The panel of six advocates -- Kapil Sibal, Rajeev Dhavan, Dushyant Dave, A D N Rao, Ajit Kumar Sinha and Haren Raval, had visited the Patiala House courts premises on February 17 after the apex court was informed that Kanhaiya was beaten up during his production before the magistrate.
In another instance when he was attacked, the police, who were there, did not do anything, he said.
After Kanhaiya narrated the incident to the panel inside the courtroom, Sibal called DCP Jatin Narwal and enquired from him about it.
"How did you allow the attack to take place inside court premises? Your men were there. What were they doing? How he (man who attacked Kanhaiya outside the gate of the courtroom) was allowed to come inside," the panel members asked the DCP.
Responding to it, Narwal said, "he came with the escort party and entered the room adjacent to the courtroom."
The panel members then called other police officials and asked them about the incident and they replied that the person who attacked Kanhaiya had claimed that he was his lawyer.
Kanhaiya told the panel that when he was assaulted, he fell down and sustained injuries and at that time he could not see what the police was doing.
To this, Sibal asked the DCP, "that means police was there and they did nothing."
The student leader told the panel that the person, who had attacked him, had come to the adjacent courtroom and he had told his teacher about it.
"I told my teacher that this man was assaulting me and then the police asked that person about his identity. He in turn questioned the policeman and asked him to show his I- card. That person left the place in front of the police and the police did nothing. He could have been apprehended there itself. I had told the police that this man had assaulted me," he said.
On February 17, a bunch of rowdy lawyers had launched a brazen attack on Kanhaiya, journalists and others and also indulged in stone-pelting and hurling abuses on the panel of senior lawyers.
The panel members then asked Kanhaiya as to whether he could identify the policemen who were present there and the man who assaulted him.
He replied, "I can identify. I had told the police that this man had assaulted me and I want to file a complaint against him. He was the first person who had assaulted me at the gate."
At this juncture, the panel members told the DCP, "His safety is your responsibility. Do not give excuses. This is unbelievable. You are now under Supreme Court's order and not B S Bassi's order."
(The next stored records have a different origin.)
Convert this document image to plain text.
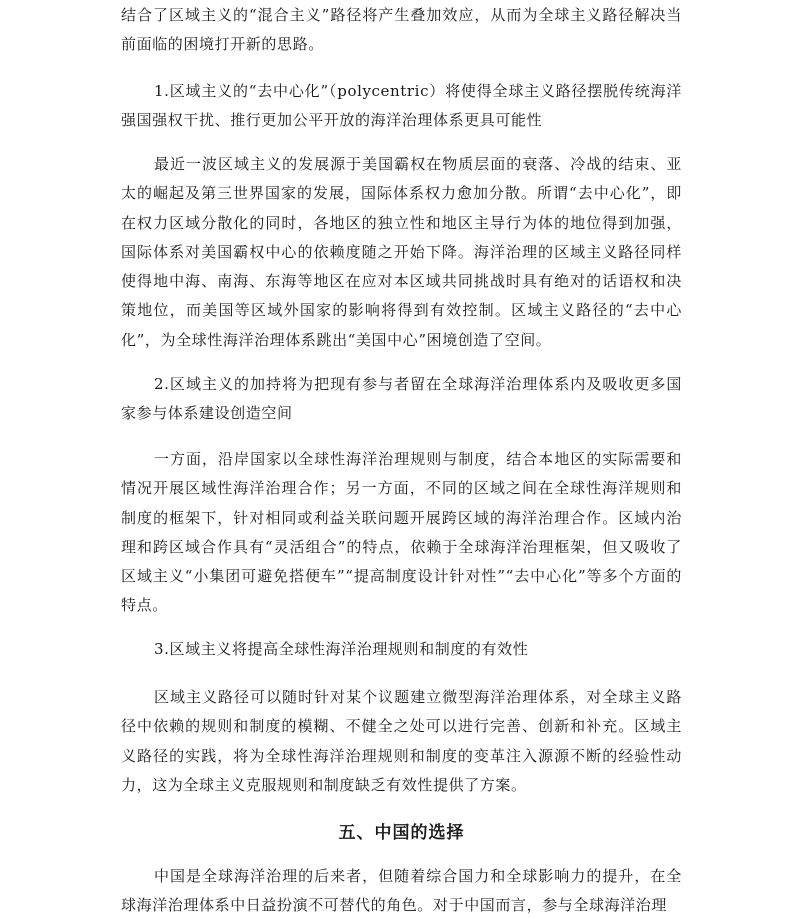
结合了区域主义的“混合主义”路径将产生叠加效应，从而为全球主义路径解决当前面临的困境打开新的思路。

1.区域主义的“去中心化”（polycentric）将使得全球主义路径摆脱传统海洋强国强权干扰、推行更加公平开放的海洋治理体系更具可能性

最近一波区域主义的发展源于美国霸权在物质层面的衰落、冷战的结束、亚太的崛起及第三世界国家的发展，国际体系权力愈加分散。所谓“去中心化”，即在权力区域分散化的同时，各地区的独立性和地区主导行为体的地位得到加强，国际体系对美国霸权中心的依赖度随之开始下降。海洋治理的区域主义路径同样使得地中海、南海、东海等地区在应对本区域共同挑战时具有绝对的话语权和决策地位，而美国等区域外国家的影响将得到有效控制。区域主义路径的“去中心化”，为全球性海洋治理体系跳出“美国中心”困境创造了空间。

2.区域主义的加持将为把现有参与者留在全球海洋治理体系内及吸收更多国家参与体系建设创造空间

一方面，沿岸国家以全球性海洋治理规则与制度，结合本地区的实际需要和情况开展区域性海洋治理合作；另一方面，不同的区域之间在全球性海洋规则和制度的框架下，针对相同或利益关联问题开展跨区域的海洋治理合作。区域内治理和跨区域合作具有“灵活组合”的特点，依赖于全球海洋治理框架，但又吸收了区域主义“小集团可避免搭便车”“提高制度设计针对性”“去中心化”等多个方面的特点。

3.区域主义将提高全球性海洋治理规则和制度的有效性

区域主义路径可以随时针对某个议题建立微型海洋治理体系，对全球主义路径中依赖的规则和制度的模糊、不健全之处可以进行完善、创新和补充。区域主义路径的实践，将为全球性海洋治理规则和制度的变革注入源源不断的经验性动力，这为全球主义克服规则和制度缺乏有效性提供了方案。

五、中国的选择

中国是全球海洋治理的后来者，但随着综合国力和全球影响力的提升，在全球海洋治理体系中日益扮演不可替代的角色。对于中国而言，参与全球海洋治理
Kanhaiya told the panel that the persons who attacked him were "highly politically motivated persons."
He said he had narrated the incident to the magistrate during the hearing.
"I told the judge that on the first day when I was brought to the court, there was no attack and everything was normal. I am a PhD student of JNU and I am being called a traitor...I have full faith in the Constitution of India," he said.
His lawyers then told the panel members that magistrate had asked Kanhaiya to give a statement in writing.
On being asked by the panel as to whether he was attacked inside the courtroom where the hearing took place, the student leader said "No. Not inside the courtroom."
The team of senior advocates, after taking stock of the situation at Patiala House Court, informed the apex court that there was serious threat to safety of Kanhaiya who was beaten and pushed by unknown persons in the court.
Kanhaiya is arrested in a sedition case for allegedly raising anti-India slogans inside the JNU campus of February 9.